This Legal Challenge Means Brits Might Keep Their EU Citizenship Rights Even After A Hard Brexit

    Exclusive: A court case filed today seeks a ruling on whether UK citizens could retain the right to live and work across the EU.

    British citizens could retain the right to live, work, and claim healthcare across Europe even if the UK crashes out of the EU in a no-deal Brexit, depending on the outcome of a legal case filed in Ireland today, BuzzFeed News has learned.

    The issue of what happens to British citizens in Europe – and EU citizens in the UK – after Brexit is one of the highest priorities for both parties in negotiations, but the lawsuit is also looking for EU courts to rule on the base position. The question is one of a number of issues being raised by four plaintiffs in a crowdfunded lawsuit by the Good Law Project.

    The case, which will be heard in Dublin's High Court, is considered an attempt to get a ruling as to whether or not the UK could withdraw Article 50 without the permission of other EU states – meaning, in essence, Brexit would be reversible until 29 March 2019.

    But the court case also asks for rulings on whether or not UK citizens would remain European Union citizens post-Brexit. This argument centres around Article 20 of the Treaty of the European Union, which states that all citizens of member states are citizens of the EU, and that this citizenship is separate to their national citizenship.

    However, neither that treaty nor any other agreed EU treaty discusses removing EU citizenship – and the rights that go with it – from individuals, whether or not their nation leaves the European Union. This, the case argues, means it's not clear whether or not UK citizens can be stripped of their EU citizenship upon leaving the union.

    "There seems to be an assumption – convenient both to a particular type of Brexiter and to those voices in the EU that would rather be shot of the UK – that the citizenship rights of UK nationals can be taken away from us," said Jolyon Maugham QC, one of the people bringing the case. "Whether that assumption is right is ultimately a question of EU law. And it's very unclear to us that it is.

    "The question is likely to be of particular importance to those – very often British pensioners – who have made their lives abroad in France or Spain."

    If the court was to rule that EU citizenship was irrevocable without a treaty amendment, this would greatly strengthen Theresa May's hand during Brexit negotiations, as the no-deal outcome could leave UK citizens with considerable advantages – free movement, access to study, work, and more – without any obligations towards EU citizens.

    Other legal experts have warned this interpretation of the law may be optimistic from a British perspective, and that UK citizens may lose these "acquired rights" automatically.

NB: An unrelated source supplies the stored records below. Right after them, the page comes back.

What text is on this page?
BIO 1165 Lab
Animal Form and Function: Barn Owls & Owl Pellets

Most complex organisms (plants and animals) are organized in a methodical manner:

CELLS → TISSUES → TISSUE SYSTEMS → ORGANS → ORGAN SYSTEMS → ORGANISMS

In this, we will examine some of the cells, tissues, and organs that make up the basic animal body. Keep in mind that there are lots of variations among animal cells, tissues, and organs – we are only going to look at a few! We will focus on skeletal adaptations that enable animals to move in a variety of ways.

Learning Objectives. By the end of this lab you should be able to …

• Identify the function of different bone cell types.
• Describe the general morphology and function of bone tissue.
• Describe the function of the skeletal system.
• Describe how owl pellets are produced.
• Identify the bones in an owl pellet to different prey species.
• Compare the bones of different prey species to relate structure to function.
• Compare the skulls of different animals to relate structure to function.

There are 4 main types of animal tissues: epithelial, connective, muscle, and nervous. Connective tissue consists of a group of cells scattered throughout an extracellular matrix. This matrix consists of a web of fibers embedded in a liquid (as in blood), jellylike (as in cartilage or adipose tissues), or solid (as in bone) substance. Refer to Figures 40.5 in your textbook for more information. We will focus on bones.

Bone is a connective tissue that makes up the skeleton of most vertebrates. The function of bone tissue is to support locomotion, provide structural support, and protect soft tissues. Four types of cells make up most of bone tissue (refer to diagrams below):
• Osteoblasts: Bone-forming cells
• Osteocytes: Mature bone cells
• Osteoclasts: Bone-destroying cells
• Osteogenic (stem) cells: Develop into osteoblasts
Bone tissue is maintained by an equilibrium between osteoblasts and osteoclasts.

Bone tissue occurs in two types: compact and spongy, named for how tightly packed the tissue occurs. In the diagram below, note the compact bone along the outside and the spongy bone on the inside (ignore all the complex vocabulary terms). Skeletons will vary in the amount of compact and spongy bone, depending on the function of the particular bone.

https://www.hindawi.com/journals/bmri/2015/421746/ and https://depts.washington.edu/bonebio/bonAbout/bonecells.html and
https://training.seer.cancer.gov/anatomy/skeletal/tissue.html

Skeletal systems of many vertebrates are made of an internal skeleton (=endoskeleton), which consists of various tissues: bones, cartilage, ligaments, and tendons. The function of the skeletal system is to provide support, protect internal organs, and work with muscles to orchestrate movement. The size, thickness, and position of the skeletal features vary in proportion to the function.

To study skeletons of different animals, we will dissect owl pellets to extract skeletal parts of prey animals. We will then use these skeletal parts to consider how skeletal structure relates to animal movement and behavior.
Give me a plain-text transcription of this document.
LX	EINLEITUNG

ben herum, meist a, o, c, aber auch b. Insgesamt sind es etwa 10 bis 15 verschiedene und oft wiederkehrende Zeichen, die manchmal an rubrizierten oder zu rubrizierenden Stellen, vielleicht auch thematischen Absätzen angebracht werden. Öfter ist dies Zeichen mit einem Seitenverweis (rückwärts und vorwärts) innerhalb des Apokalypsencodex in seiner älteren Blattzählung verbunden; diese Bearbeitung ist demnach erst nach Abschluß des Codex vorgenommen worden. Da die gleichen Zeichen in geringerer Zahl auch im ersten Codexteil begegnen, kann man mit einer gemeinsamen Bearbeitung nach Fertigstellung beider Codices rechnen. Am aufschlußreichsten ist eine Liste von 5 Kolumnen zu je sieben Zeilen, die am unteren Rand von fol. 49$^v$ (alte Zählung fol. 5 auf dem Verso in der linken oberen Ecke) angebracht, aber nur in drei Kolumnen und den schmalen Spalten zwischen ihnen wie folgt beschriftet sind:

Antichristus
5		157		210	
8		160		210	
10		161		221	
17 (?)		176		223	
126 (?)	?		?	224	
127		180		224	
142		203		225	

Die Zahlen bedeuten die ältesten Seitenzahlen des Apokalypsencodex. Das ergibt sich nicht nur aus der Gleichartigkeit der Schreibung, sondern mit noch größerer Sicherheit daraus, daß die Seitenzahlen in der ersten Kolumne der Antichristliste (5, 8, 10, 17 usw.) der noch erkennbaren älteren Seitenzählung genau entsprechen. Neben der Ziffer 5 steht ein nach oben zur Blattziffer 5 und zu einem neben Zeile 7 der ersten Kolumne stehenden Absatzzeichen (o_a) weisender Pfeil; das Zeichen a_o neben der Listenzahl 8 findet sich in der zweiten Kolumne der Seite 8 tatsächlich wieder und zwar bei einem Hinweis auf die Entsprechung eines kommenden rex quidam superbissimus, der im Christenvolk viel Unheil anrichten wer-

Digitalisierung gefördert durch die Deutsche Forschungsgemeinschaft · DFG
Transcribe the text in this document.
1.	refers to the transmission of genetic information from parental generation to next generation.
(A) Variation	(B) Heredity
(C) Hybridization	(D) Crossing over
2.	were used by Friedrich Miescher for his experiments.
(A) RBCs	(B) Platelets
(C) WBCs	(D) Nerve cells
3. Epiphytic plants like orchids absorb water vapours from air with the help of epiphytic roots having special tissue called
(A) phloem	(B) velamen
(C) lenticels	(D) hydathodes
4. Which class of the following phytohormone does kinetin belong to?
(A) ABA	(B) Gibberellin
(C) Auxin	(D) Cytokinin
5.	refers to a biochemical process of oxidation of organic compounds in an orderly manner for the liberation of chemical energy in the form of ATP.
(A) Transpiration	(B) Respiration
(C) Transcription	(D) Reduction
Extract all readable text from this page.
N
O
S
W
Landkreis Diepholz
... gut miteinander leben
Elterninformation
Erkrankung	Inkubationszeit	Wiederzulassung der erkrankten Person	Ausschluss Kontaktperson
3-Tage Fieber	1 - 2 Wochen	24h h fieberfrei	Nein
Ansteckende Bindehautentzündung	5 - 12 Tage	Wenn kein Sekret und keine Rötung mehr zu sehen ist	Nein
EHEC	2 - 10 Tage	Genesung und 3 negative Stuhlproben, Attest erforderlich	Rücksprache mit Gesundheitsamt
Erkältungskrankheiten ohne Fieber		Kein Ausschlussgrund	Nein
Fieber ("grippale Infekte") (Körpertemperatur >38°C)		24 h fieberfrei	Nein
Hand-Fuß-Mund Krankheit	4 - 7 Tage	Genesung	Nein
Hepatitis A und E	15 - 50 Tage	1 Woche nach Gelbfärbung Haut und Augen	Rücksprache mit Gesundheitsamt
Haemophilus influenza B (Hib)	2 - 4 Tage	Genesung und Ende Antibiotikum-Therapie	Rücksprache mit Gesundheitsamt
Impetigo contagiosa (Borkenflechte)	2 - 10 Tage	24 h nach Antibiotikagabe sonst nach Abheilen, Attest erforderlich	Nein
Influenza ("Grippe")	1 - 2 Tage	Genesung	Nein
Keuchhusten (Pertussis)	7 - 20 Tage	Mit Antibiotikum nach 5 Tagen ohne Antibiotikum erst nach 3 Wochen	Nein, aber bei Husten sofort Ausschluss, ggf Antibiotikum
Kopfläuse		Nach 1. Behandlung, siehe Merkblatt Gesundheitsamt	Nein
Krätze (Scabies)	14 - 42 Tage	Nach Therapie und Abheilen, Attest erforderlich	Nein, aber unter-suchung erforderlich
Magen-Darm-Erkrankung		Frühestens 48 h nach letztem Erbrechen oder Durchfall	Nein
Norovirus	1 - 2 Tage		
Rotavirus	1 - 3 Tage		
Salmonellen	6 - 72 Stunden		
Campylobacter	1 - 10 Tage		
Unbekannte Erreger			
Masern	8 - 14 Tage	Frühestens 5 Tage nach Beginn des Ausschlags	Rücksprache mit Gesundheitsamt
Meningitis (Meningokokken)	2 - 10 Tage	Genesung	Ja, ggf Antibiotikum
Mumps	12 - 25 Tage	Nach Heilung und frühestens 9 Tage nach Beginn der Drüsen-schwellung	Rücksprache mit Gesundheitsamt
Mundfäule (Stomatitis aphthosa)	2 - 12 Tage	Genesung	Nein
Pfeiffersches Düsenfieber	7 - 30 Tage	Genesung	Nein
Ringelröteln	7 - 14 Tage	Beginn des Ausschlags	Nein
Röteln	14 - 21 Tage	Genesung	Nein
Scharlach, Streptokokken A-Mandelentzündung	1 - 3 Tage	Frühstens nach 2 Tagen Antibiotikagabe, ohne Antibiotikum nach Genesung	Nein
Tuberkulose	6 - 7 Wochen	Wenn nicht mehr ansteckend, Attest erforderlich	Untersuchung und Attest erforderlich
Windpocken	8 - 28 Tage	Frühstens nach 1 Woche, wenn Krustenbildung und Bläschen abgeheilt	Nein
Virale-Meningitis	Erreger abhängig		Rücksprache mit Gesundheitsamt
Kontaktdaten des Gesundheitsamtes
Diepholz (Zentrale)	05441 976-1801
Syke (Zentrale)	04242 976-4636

    "The problem as I see it is that the loss of citizenship will be automatic. Only nationals of a member state of the EU can be citizens of the union," said Professor Elspeth Guild of Queen Mary University. "So before accession or after departure, the nationals of a state are not nationals of a member state.

    "Revocation of EU citizenship will not be the procedure. It will be automatic lapse through failure to fulfil the critical criterion. This is no shock to British law where, on independence of former colonies, British citizens/subjects/citizens of the UK and colonies just ceased to be such and became nationals of the newly independent country."

    The Good Law Project hopes hearings for the case – which raised £70,000 in a crowdfunded campaign – will take place in June.